Os mais diversos tipos de produtos manufaturados, grãos, frutas, carnes, açúcar, minerais, celulose, papel, carvão, automóveis e calçados, produzidos no Brasil, todos têm um denominador comum: são exportados via mar. Mas falta, contudo, uma verdadeira consciência e valorização do papel essencial que os armadores exercem para a viabilidade do comércio exterior e para o funcionamento da economia brasileira. Apesar de lidarem diariamente com a burocracia e com custos e práticas díspares em portos de um mesmo país, sem levar em conta as condições muitas vezes precárias ou deficientes desse sistema.
Problemas recorrentes e aparentemente eternos, como o da dragagem para aprofundamento ou manutenção dos calados operacionais, ainda assombram a marinha mercante. A navegação costeira, realizada entre os portos brasileiros, foi uma das primeiras atividades econômicas do Brasil e, embora a geografia da costa de mais de 8 mil quilômetros seja um verdadeiro presente, menos de 11% da carga doméstica no país é transportada pelo meio marítimo, mesmo sendo considerado um modal mais sustentável e competitivo. Os entraves que o segmento enfrenta são inúmeros e de toda ordem.
Parece haver uma lacuna no imaginário coletivo brasileiro: o entendimento que sem o transporte marítimo, no caso de muitos produtos, não haveria nem razão para a existência do transporte terrestre. A soja, por exemplo, é um destaque: foi o principal produto exportado pelo país em 2018, o que somente foi possível pela operação da navegação marítima.
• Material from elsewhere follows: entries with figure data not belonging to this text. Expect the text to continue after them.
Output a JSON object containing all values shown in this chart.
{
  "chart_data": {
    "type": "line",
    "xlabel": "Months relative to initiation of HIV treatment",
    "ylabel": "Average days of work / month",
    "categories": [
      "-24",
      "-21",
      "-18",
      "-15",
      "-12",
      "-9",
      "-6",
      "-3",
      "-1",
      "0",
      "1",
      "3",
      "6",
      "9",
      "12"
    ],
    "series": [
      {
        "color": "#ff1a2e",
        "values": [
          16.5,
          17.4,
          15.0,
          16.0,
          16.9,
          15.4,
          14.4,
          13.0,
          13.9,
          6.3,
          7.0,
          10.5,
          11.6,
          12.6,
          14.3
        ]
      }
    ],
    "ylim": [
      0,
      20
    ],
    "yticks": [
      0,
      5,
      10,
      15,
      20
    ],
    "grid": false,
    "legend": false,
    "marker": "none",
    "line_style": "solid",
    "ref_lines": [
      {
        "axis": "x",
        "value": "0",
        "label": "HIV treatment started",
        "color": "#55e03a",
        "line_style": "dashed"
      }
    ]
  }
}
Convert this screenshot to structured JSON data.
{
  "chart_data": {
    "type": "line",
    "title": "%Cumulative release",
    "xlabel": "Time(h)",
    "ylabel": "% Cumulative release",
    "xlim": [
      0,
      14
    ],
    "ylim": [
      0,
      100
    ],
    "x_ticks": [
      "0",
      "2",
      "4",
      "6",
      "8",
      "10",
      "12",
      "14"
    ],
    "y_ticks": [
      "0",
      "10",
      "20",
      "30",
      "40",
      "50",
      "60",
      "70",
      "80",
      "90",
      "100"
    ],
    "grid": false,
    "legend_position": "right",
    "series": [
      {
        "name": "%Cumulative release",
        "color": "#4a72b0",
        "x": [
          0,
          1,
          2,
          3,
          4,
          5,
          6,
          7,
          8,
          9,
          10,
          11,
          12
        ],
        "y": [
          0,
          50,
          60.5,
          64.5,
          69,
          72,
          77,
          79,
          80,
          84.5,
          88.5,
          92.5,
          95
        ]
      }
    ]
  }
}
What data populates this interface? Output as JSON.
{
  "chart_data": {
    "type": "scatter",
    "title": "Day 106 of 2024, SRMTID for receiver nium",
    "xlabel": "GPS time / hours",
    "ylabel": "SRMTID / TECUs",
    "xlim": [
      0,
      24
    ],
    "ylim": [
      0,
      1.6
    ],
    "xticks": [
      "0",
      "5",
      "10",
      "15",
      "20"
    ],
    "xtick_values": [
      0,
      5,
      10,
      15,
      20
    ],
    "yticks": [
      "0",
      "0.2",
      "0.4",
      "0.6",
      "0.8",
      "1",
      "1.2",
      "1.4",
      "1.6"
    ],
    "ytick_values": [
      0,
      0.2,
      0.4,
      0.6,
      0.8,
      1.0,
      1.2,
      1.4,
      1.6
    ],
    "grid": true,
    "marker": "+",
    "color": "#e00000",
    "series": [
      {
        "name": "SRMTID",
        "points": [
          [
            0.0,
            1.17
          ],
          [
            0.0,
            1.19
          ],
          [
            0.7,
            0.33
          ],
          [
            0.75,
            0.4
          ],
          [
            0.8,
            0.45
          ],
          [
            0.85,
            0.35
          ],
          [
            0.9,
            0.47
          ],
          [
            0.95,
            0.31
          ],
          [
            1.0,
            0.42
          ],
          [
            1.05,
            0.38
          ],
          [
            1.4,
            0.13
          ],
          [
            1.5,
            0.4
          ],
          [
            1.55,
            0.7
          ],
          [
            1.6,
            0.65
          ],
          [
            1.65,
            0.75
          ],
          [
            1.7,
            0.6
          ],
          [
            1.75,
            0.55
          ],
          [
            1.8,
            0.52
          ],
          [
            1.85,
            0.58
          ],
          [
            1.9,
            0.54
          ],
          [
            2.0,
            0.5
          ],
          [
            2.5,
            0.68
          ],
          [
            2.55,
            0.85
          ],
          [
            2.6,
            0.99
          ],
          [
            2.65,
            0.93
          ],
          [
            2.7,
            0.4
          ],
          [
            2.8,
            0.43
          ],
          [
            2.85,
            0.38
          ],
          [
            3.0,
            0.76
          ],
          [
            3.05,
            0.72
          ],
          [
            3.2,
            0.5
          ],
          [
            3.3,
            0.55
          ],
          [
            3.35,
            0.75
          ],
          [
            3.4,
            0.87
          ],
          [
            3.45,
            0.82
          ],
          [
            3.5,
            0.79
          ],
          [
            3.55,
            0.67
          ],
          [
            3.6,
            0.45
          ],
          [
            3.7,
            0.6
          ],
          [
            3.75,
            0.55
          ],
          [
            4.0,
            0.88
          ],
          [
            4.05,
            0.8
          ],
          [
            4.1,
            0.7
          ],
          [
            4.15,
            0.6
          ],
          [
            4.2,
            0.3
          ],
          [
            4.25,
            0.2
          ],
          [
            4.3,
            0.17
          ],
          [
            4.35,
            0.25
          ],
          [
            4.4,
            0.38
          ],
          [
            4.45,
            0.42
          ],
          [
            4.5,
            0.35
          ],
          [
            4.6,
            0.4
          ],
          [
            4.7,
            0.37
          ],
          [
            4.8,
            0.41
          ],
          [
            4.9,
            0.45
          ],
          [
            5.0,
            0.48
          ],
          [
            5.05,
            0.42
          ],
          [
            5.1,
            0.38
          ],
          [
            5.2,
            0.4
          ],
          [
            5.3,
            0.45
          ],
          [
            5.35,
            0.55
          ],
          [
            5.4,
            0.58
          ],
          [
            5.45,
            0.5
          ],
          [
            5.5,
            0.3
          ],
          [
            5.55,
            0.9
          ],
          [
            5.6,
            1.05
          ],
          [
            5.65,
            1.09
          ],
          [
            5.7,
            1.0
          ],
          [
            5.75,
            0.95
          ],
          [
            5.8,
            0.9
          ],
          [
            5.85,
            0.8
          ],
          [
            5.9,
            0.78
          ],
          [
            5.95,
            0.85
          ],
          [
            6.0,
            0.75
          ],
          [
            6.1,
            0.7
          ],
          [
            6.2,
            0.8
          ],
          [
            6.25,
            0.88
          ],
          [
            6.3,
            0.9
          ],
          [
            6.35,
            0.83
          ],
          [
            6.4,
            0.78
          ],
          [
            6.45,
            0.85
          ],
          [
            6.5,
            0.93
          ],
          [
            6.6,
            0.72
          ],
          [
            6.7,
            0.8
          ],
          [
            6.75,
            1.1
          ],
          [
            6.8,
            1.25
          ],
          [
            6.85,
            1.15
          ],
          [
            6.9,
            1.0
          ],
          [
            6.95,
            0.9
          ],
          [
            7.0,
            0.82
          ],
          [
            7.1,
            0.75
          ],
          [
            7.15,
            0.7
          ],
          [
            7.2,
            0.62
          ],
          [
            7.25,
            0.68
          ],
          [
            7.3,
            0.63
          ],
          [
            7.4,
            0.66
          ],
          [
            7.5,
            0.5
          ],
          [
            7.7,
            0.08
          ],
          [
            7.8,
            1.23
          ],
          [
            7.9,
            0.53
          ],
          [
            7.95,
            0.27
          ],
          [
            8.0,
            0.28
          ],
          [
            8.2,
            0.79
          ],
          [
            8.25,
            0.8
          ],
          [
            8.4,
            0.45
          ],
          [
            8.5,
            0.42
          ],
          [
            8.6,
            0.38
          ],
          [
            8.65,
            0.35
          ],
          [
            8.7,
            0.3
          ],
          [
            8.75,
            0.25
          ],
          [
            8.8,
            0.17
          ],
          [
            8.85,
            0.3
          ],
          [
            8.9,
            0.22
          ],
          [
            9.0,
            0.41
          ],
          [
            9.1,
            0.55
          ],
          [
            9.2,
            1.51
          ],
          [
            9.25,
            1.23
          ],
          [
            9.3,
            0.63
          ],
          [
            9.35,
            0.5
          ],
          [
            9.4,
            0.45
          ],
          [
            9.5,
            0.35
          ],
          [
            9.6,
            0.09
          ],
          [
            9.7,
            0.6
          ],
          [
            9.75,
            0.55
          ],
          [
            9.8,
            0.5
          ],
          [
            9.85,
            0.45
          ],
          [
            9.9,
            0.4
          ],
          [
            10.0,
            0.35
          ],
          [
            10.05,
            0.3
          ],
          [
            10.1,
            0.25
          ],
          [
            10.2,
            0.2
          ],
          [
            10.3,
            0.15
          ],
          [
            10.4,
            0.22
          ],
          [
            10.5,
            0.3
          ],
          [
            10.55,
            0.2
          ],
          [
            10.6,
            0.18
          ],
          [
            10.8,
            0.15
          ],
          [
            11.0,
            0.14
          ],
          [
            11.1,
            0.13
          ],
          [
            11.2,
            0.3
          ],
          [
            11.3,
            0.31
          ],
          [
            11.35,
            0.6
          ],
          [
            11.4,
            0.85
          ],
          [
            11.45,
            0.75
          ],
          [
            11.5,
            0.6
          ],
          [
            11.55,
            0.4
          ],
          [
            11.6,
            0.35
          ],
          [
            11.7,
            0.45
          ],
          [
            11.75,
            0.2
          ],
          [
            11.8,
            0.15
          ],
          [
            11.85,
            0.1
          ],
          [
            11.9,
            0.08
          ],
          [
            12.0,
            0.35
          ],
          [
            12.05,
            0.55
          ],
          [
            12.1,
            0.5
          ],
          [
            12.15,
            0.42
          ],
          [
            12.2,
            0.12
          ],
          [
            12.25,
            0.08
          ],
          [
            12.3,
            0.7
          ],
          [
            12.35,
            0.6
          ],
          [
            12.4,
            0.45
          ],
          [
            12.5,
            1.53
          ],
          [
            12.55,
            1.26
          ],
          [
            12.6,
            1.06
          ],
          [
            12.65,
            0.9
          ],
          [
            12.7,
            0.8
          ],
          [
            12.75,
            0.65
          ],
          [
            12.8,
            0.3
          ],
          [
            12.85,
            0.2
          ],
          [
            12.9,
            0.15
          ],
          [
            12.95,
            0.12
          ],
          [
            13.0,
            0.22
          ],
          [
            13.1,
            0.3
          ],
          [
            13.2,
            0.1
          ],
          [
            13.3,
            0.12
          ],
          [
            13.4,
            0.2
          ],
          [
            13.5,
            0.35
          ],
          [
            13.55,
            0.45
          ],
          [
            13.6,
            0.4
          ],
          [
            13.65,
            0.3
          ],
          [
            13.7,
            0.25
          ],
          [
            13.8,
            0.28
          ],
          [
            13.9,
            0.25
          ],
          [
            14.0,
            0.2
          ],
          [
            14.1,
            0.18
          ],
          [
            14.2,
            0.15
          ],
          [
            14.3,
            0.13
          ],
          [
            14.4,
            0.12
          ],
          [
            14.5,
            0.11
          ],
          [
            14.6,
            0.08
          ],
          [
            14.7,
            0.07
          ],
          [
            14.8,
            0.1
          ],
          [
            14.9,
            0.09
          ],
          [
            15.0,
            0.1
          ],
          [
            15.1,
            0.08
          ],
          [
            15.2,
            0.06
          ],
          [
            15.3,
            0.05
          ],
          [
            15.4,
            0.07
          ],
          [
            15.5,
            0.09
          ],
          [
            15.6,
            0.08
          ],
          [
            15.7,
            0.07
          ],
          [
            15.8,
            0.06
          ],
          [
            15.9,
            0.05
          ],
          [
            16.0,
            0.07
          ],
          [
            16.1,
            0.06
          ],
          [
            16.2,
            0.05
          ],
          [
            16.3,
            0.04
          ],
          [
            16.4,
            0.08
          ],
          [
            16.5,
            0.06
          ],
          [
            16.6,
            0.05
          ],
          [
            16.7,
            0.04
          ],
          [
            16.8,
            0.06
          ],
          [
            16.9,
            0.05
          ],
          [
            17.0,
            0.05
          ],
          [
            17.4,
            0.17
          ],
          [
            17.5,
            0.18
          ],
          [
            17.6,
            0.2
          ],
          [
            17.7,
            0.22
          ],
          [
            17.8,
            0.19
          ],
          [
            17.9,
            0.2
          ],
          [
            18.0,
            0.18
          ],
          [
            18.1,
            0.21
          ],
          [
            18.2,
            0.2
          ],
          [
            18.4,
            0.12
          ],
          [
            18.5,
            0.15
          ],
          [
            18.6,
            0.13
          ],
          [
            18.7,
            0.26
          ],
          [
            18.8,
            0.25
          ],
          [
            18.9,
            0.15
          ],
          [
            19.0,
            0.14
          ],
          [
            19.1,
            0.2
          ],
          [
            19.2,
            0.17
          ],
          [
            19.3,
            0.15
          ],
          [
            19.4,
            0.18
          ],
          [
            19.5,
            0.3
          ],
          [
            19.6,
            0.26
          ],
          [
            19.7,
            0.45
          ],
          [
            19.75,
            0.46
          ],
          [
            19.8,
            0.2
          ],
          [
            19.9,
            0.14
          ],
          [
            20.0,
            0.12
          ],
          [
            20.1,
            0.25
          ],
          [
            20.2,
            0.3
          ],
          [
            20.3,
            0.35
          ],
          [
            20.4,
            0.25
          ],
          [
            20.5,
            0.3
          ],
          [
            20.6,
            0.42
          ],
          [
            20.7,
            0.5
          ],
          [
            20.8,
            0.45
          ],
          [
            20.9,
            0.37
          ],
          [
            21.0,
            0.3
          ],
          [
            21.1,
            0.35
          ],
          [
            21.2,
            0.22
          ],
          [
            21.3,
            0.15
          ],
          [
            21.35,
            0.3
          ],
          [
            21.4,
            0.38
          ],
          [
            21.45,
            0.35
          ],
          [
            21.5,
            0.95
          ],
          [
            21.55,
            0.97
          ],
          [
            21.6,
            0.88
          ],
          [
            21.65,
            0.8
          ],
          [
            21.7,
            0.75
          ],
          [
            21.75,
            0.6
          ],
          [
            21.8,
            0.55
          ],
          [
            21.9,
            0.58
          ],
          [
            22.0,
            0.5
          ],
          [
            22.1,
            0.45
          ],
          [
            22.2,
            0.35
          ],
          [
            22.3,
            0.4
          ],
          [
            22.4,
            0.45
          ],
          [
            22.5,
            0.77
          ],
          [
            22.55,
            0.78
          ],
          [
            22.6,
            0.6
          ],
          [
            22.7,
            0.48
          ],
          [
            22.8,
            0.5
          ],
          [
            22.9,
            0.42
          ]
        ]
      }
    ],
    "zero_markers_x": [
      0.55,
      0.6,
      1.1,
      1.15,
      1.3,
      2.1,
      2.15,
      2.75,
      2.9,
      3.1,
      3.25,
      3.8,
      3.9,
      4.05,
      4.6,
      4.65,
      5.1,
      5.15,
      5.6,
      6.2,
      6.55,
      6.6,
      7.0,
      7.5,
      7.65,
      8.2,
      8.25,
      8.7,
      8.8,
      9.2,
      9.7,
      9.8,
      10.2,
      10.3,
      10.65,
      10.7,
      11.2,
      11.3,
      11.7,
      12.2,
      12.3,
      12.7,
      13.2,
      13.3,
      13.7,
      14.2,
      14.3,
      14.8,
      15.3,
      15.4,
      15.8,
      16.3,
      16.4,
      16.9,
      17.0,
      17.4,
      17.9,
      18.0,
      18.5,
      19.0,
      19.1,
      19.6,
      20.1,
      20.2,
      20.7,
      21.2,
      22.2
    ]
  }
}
O governo federal está correto ao planejar e promover grandes investimentos em infraestrutura terrestre, que viabilizarão a retomada do crescimento da nação. No entanto, faltam políticas claras com relação ao transporte marítimo, programas de desburocratização no setor e de desregulamentação da atividade. Por exemplo, o que será feito com a dragagem dos portos, não estaria na hora de privatizá-la? O que será feito com o excesso de regras, regulações e multas, gerando um ambiente de negócios intervencionista e confuso que afasta investimentos? Por que razão uma parte do Estado complica a operação e a vida econômica das empresas contrariando a orientação maior das políticas do governo? Ainda há muito a fazer, em terra ou mar. Os armadores estão prontos para enfrentar os próximos desafios.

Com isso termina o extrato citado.